Tahap-tahap perkembangan Sufi itu, meskipun mungkin urutannya berbeda-beda
dalam setiap individu, digambarkan dalam Mantiquth-Thair. Burung-burung
yang melambangkan manusia, semuanya dipanggil oleh burung Hoopoe (burung
Merak), melambangkan Sufi, yang menganjurkan agar mereka segera mencari Raja
mereka yang misterius, Raja ini bernama Simurgh, yang tinggal di pegunungan
Kaf. Setiap burung, yang sebelumnya tertarik untuk bertemu Raja, mulai
menyesalkannya karena ia sendiri (burung merak) tidak ikut serta dalam
perjalanan menemui Raja tersembunyi.
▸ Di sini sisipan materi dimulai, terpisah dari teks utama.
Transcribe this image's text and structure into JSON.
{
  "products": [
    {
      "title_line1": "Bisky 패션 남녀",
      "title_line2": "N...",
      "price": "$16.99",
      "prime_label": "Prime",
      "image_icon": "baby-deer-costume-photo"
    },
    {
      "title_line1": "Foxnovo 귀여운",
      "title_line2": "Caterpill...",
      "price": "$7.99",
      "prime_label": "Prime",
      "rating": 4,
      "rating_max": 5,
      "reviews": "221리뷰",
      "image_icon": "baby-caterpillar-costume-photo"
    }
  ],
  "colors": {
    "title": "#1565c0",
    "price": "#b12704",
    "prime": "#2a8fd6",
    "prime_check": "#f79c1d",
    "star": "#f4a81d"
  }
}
Setelah mendengar penyesalan itu, burung
merak menjawab dengan sebuah kisah yang mengilustrasikan ketiadagunaan
membeda-bedakan apa yang harus atau seharusnya dengan apa yang sebaiknya
dilakukan. Syair-syair dalam ilustrasi itu banyak mengandung perumpamaan sosok
Sufi dan harus dikaji secara cermat agar benar-benar dapat dipahami. Cincin
Sulaiman, hakikat sosok Khidr sang Pembimbing rahasia, berbagai anekdot tentang
hikmah-hikmah kuno juga ada di dalamnya.
Akhirnya
si burung merak menyatakan kepada burung-burung itu bahwa mereka harus melalui
tujuh lembah dalam pencarian itu. Pertama, Lembah Pencarian, tempat segala
marabahaya akan mengancam dan perjalanan suci ini harus melepaskan
keinginankeinginan. Kemudian Lembah Cinta, wilayah tak terbatas, tempat sang
Pencari sepenuhnya dilanda rasa rindu kepada Sang Kekasih. Setelah Lembah Cinta
adalah Lembah Pengetahuan Intuitif, di sini hati menerima secara langsung
pencerahan dari Kebenaran dan suatu pengalaman “bertemu” Tuhan. Kemudian di
Lembah Pemisahan, sang musafir akan terbebaskan dari segala hasrat dan ketergantungan. Dalam
percakapan burung merak terhadap burung bulbul, Aththar mengungkapkan
ketiadagunaan puncak kegembiraan (ekstase), mistikus yang hanya menuruti
percintaan itu sendiri, yang melarutkan diri mereka dalam kerinduan, yang
memperturuti pengalaman ekstatik dan tidak menyentuh kehidupan manusia. Burung
bulbul yang penuh gairah itu dengan tidak tahan lagi maju ke depan. Dalam
setiap siulannya yang sangat bervariasi, ia menyuarakan suatu misteri makna
yang berbeda-beda. Ia mengungkapkan misteri-misteri dengan sangat mengesankan
sehingga semua burung lainnya terpaku. “Aku mengetahui rahasia-rahasia cinta,”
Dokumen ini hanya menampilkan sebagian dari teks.